Introduction
Installation
To use TINTOlib, first install it using PyPi:
(.venv) $ pip install TINTOlib
Import methods
TINTOlib contains state-of-the-art most important methods for the construction of Synthetic Images from Sorted Data (also known as Tabular Data). The following code can be used to import the desired model:
>>> from TINTOlib.tinto import TINTO
>>> from TINTOlib.igtd import IGTD
All the methods requires the same input format and the responses outputs will have the same format.
Available Methods
Method |
Class name |
Features |
Hyperparameters |
---|---|---|---|
TINTO |
TINTO() |
blur |
problem, algorithm, pixels, submatrix, blur, amplification, distance, steps, option, random_seed, times, verbose |
IGTD |
IGTD() |
problem, scale, fea_dist_method, image_dist_method, max_step, val_step, error, switch_t, min_gain, zoom, random_seed, verbose |
|
REFINED |
REFINED() |
problem, n_processors, hcIterations, zoom, random_seed, verbose |
|
BarGraph |
BarGraph() |
problem, pixel_width, gap, zoom, verbose |
|
DistanceMatrix |
DistanceMatrix() |
problem, zoom, verbose |
|
Combination |
Combination() |
problem, zoom, verbose |
|
SuperTML |
SuperTML() |
problem, columns, font_size, image_size, verbose |
|
FeatureWrap |
FeatureWrap() |
problem, size, bins, zoom, verbose |
|
BIE |
BIE() |
problem, precision, zoom, verbose |
Input Format
To import the Tabular Data there are 2 options:
Raw CSV path
The CSV file must have the following format:
Data must be in CSV with the default separator, i.e., commas.

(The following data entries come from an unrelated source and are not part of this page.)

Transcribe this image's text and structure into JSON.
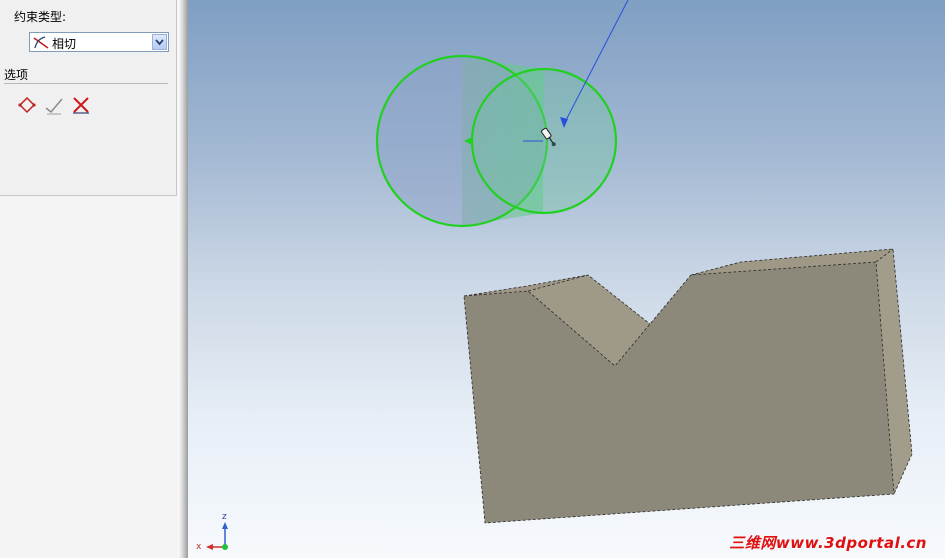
{
  "panel": {
    "constraint_type_label": "约束类型:",
    "constraint_type_value": "相切",
    "options_label": "选项",
    "option_icons": [
      "flip-direction-icon",
      "toggle-constraint-icon",
      "delete-constraint-icon"
    ]
  },
  "viewport": {
    "triad": {
      "x_label": "x",
      "z_label": "z"
    },
    "watermark": "三维网www.3dportal.cn",
    "colors": {
      "selection_green": "#22d022",
      "part_face": "#8c897a",
      "part_face_light": "#a09886",
      "part_face_side": "#9f9a88",
      "leader_blue": "#2a4fe0"
    }
  }
}
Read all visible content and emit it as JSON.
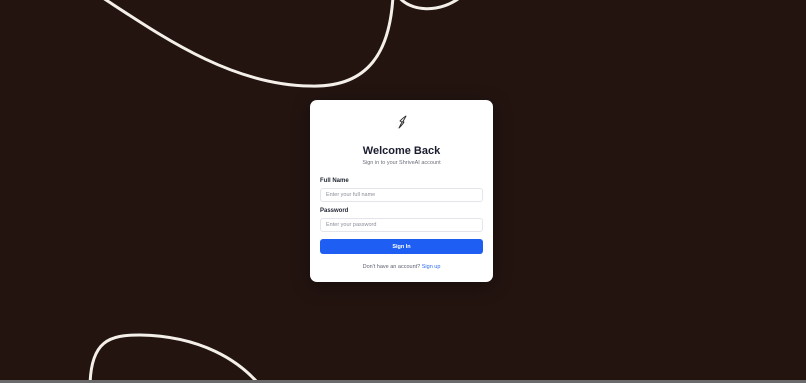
{
  "colors": {
    "background": "#231410",
    "card": "#ffffff",
    "accent": "#1e5ef3",
    "link": "#2f6bf0",
    "heading": "#1a1d2e"
  },
  "logo": {
    "icon": "leaf-brand-icon"
  },
  "login": {
    "title": "Welcome Back",
    "subtitle": "Sign in to your ShriveAI account",
    "full_name_label": "Full Name",
    "full_name_placeholder": "Enter your full name",
    "full_name_value": "",
    "password_label": "Password",
    "password_placeholder": "Enter your password",
    "password_value": "",
    "submit_label": "Sign In",
    "footer_text": "Don't have an account?",
    "signup_link": "Sign up"
  }
}
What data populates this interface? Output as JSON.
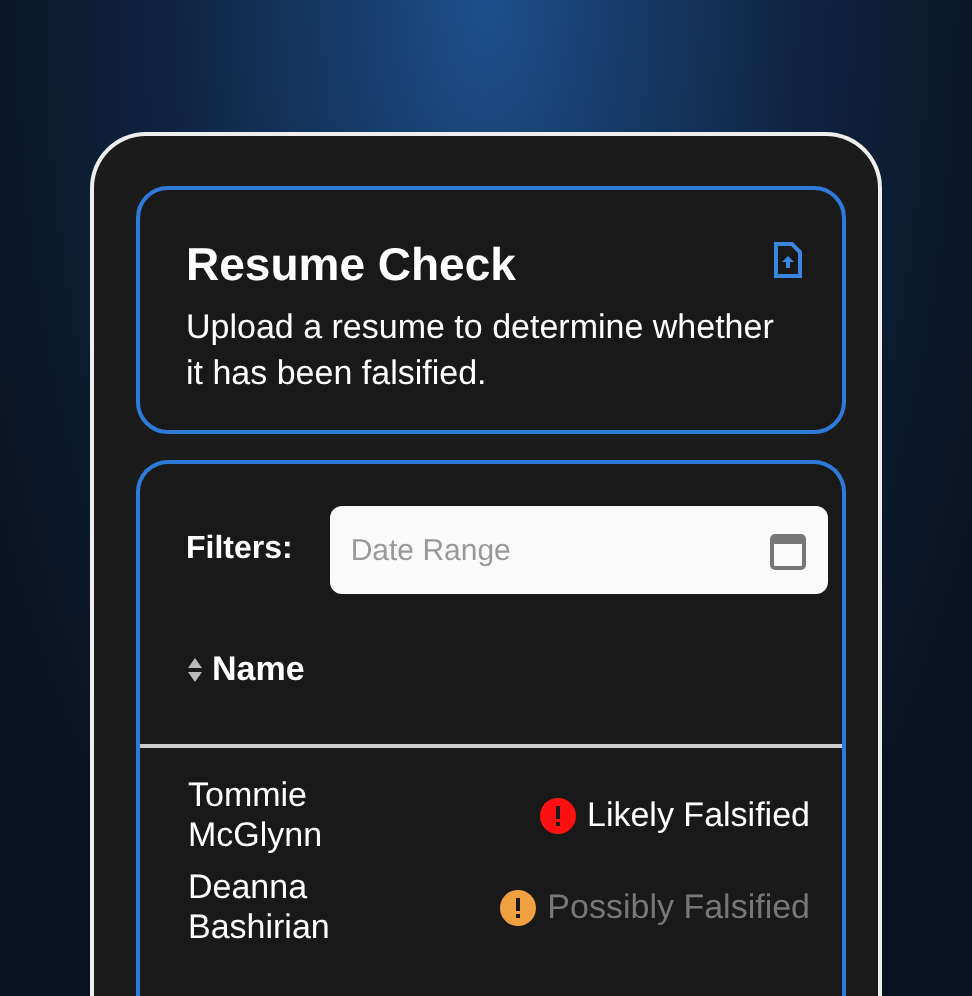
{
  "header": {
    "title": "Resume Check",
    "description": "Upload a resume to determine whether it has been falsified."
  },
  "filters": {
    "label": "Filters:",
    "date_field": {
      "placeholder": "Date Range"
    }
  },
  "table": {
    "columns": [
      {
        "label": "Name"
      }
    ],
    "rows": [
      {
        "name": "Tommie McGlynn",
        "status": "Likely Falsified",
        "kind": "likely",
        "color": "#ff1010"
      },
      {
        "name": "Deanna Bashirian",
        "status": "Possibly Falsified",
        "kind": "possibly",
        "color": "#f0a040"
      }
    ]
  }
}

Only create images when we have data for a binary or multi-class classification problem.
The last column should be the targer (variable to predict).
The first columns will be the characteristics.
All variables must be in numerical format.
The script takes by default the first row as the name of each feature, therefore, the different features must be named.
Each sample (row) of the dataset will correspond to an image.
- Code example
model=TINTO() model.generateImages(CsvPath,resultFolderPath)
Pandas Dataframe
Pandas dataframe format can be also used to load the data:
- Code example
pandasDf=pd.read_csv(dataPath) model=TINTO() model.generateImages(pandasDf,resultFolderPath)
Output Format
The output of the model.generateImages(data,folder)()
method are synthetic images grouped in folders depending on their class value.
For example:
If the dataset is composed of 3 different classes, the model.generateImages(data,folder)()
method will create 3 folders and each folder will contain one synthetic image for each instance with that class.